Well, it depends on what the editing principles were. What I mean is that it is quite possible that they have been both well edited and that such inconsistencies have been left unchanged. In fact, such inconsistencies are precisely one of the criteria for deciding whether a text is a composite. MN 111 is an obvious example: the text duplicates some of the jhāna factors. This must have been fairly obvious, yet they decided not to edit it out.
But to be a bit more specific, we find an inconsistency similar to the one at DN 21 at MN 47. Here the Buddha is first referred to as “the Tathāgata”, then as “this Venerable.” Apparently the version in Chinese has “this Venerable” throughout. It is hard to imagine that this obvious inconsistency is simply an oversight. I would suggest editorial policy is the most likely explanation.
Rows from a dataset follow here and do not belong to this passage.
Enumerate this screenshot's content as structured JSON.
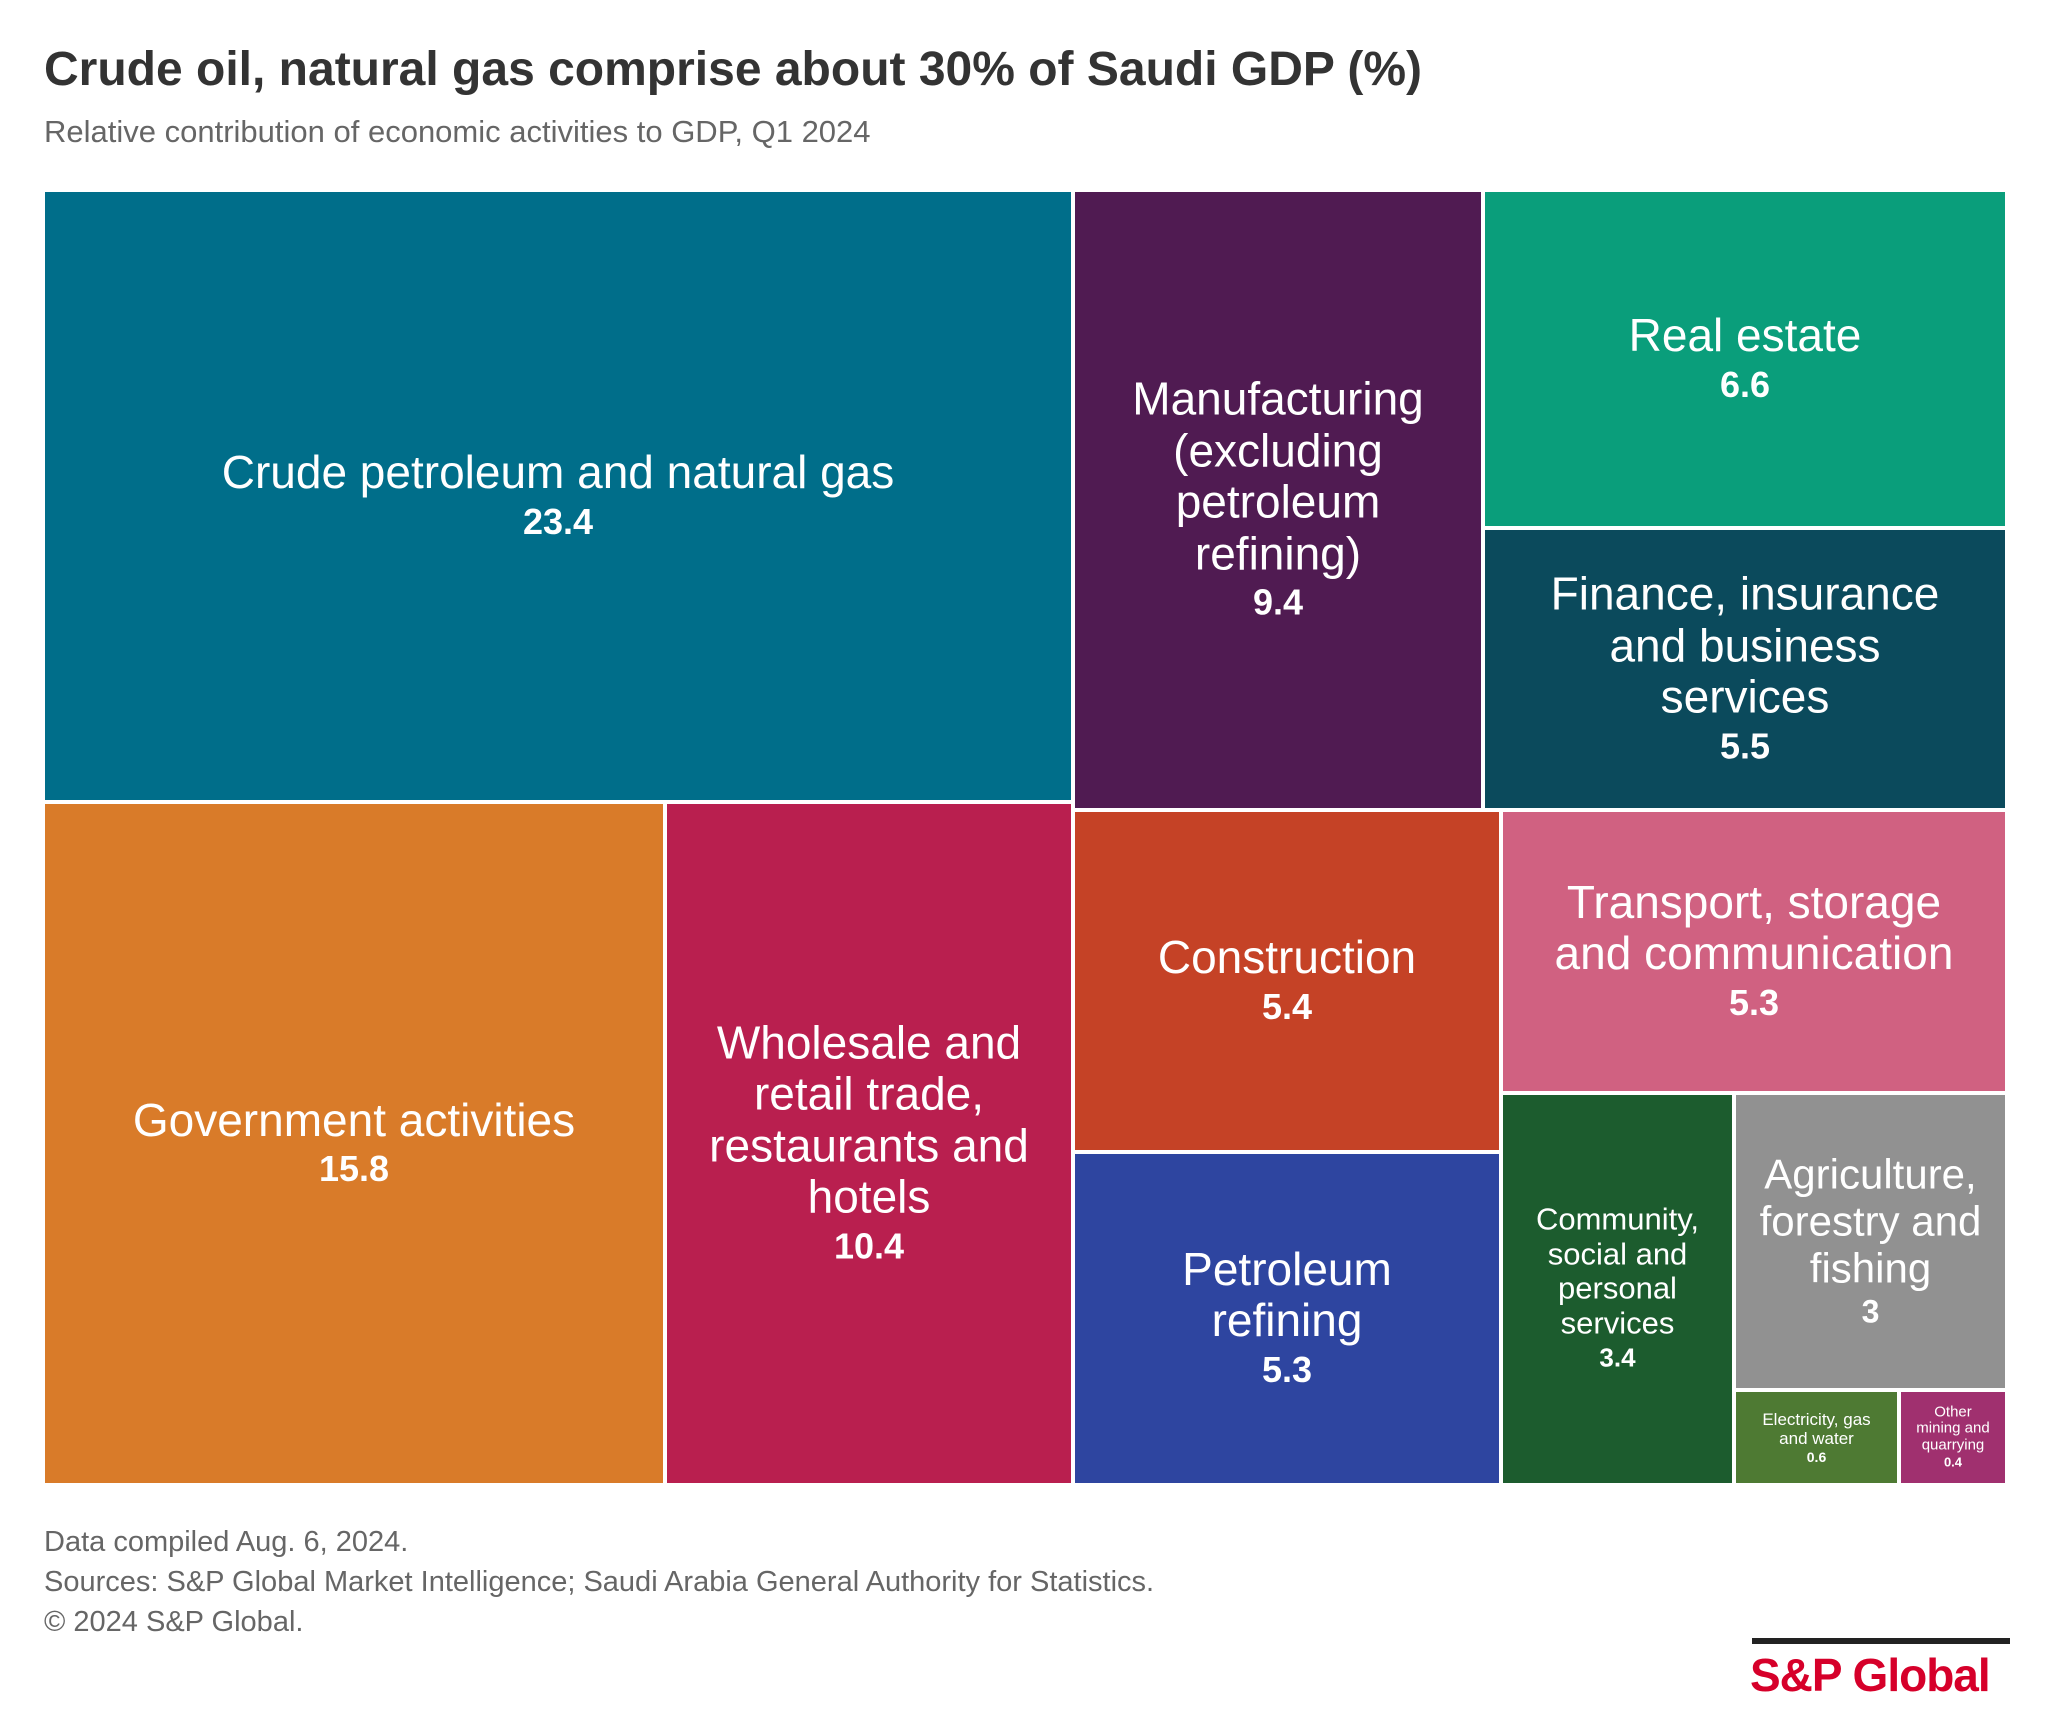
{
  "title": "Crude oil, natural gas comprise about 30% of Saudi GDP (%)",
  "subtitle": "Relative contribution of economic activities to GDP, Q1 2024",
  "chart_data": {
    "type": "treemap",
    "title": "Crude oil, natural gas comprise about 30% of Saudi GDP (%)",
    "subtitle": "Relative contribution of economic activities to GDP, Q1 2024",
    "items": [
      {
        "name": "Crude petroleum and natural gas",
        "value": 23.4,
        "color": "#006e8a"
      },
      {
        "name": "Government activities",
        "value": 15.8,
        "color": "#d97b29"
      },
      {
        "name": "Wholesale and retail trade, restaurants and hotels",
        "value": 10.4,
        "color": "#b91f4f"
      },
      {
        "name": "Manufacturing (excluding petroleum refining)",
        "value": 9.4,
        "color": "#501b52"
      },
      {
        "name": "Real estate",
        "value": 6.6,
        "color": "#0a9e7b"
      },
      {
        "name": "Finance, insurance and business services",
        "value": 5.5,
        "color": "#0b4a5c"
      },
      {
        "name": "Construction",
        "value": 5.4,
        "color": "#c54226"
      },
      {
        "name": "Petroleum refining",
        "value": 5.3,
        "color": "#2e45a0"
      },
      {
        "name": "Transport, storage and communication",
        "value": 5.3,
        "color": "#d06181"
      },
      {
        "name": "Community, social and personal services",
        "value": 3.4,
        "color": "#1c5c2e"
      },
      {
        "name": "Agriculture, forestry and fishing",
        "value": 3,
        "color": "#919191"
      },
      {
        "name": "Electricity, gas and water",
        "value": 0.6,
        "color": "#4e7a33"
      },
      {
        "name": "Other mining and quarrying",
        "value": 0.4,
        "color": "#a0306f"
      }
    ]
  },
  "footer": {
    "compiled": "Data compiled Aug. 6, 2024.",
    "sources": "Sources: S&P Global Market Intelligence; Saudi Arabia General Authority for Statistics.",
    "copyright": "© 2024 S&P Global."
  },
  "logo": "S&P Global"
}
But don’t you think they would have needed an excuse to include this in the sutta? Drawing on “literary antecedents” is what you would expect in the Jātakas, but not in the EBTs. It seems to me that the EBTs are generally limited to real events, or what was perceived as real events. Perhaps this is an exception, but how can we be sure?
Well, the sutta itself says nothing about anāgāmīs (non-returners), but rebirth in the brahmāloka (the brahmā world) seems implied by the word “mind-made”: “having been reborn among a certain group of mind-made [deities] that transcend the company of devas that subsist on edible food.” Moreover, the description “accomplished in … wisdom” normally refers to stream-enterers. (In fact I am not aware that it can refer to anything else.) And any ariyan who gets reborn in the brahmā world is at the very least a jhānānāgāmī. (These are non-returners because of jhāna attainment, not the usual kind of non-returners who have eliminated the five lower fetters.) So it looks like case 3 is possible.
It seems to be commentarial. Yet if the suttas limit case 3 to the jhānānāgāmīs, then this very close to the commentarial position.